Program and Training: The Veterans Health Alliance of Long Island has partnered with the OMH and OASAS Long Island Field offices to conduct training for providers and other stakeholders. The training gives providers, who may not be familiar with the military, an overview of the military “culture.” The training also educates providers in new techniques to aid recovery from combat related PTSD, including the US Army “Battlemind” concept.
“Battlemind” points out to the veteran that the military trains people to be aggressive, to carry weapons at all times, to give and take orders, to be secretive, and to drive fast. While these are all strengths in a combat environment, these behaviors can be problematic if not adjusted for civilian life. Battlemind helps soldiers build on their strengths in order to make a smoother transition.
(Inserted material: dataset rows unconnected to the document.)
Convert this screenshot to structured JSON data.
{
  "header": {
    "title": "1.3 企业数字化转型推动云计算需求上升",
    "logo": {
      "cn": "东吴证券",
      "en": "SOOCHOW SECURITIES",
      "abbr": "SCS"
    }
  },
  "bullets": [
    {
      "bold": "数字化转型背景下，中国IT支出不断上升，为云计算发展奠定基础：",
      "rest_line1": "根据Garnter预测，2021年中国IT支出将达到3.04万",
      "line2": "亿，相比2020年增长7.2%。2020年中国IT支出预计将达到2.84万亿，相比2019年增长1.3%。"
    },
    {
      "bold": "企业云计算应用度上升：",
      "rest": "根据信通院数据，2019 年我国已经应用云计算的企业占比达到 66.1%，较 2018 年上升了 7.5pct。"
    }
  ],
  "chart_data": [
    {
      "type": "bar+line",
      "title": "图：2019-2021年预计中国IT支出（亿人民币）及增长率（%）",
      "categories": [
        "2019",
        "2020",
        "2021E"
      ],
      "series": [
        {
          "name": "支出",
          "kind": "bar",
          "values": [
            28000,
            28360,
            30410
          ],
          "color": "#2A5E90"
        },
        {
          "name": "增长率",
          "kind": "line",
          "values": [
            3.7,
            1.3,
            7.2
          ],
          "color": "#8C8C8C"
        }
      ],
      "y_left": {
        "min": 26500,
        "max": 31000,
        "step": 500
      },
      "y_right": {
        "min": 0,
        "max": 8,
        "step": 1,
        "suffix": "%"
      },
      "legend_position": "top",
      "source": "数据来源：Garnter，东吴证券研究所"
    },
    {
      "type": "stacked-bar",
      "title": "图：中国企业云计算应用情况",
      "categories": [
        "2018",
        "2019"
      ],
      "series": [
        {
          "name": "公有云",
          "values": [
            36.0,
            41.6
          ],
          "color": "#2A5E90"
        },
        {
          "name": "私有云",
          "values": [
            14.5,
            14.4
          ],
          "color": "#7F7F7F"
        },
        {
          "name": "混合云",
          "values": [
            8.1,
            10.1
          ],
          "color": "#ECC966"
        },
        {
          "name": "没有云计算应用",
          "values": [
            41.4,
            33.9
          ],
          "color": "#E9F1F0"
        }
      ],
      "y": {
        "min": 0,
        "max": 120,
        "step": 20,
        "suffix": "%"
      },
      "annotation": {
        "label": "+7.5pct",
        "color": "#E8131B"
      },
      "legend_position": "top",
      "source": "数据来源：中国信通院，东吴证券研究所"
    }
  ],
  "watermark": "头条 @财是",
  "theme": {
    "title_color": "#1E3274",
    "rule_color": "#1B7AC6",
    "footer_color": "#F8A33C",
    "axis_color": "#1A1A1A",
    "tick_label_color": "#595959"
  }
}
In addition to Battlemind, Veterans and their families are taught that a traumatic experience of combat produces chemical changes in the brain, and that this is a “normal” reaction. Veterans and their families are also instilled with the hope and belief that PTSD is curable.
Advocacy: Members of the Veterans Health Alliance of Long Island have met with elected officials on the county, state, and federal levels in order to advocate for improved behavioral health and support services for veterans and their family members.
In conclusion, the vision of the Veterans Health Alliance of Long Island is: “You Served Your Country, Now Let Your Community Serve You.” Working together, community providers, government agencies, and elected officials can help our veterans combat the effects of trauma and depression and achieve peace of mind.
Mr. Javis is Chairman of the Veterans Health Alliance of Long Island.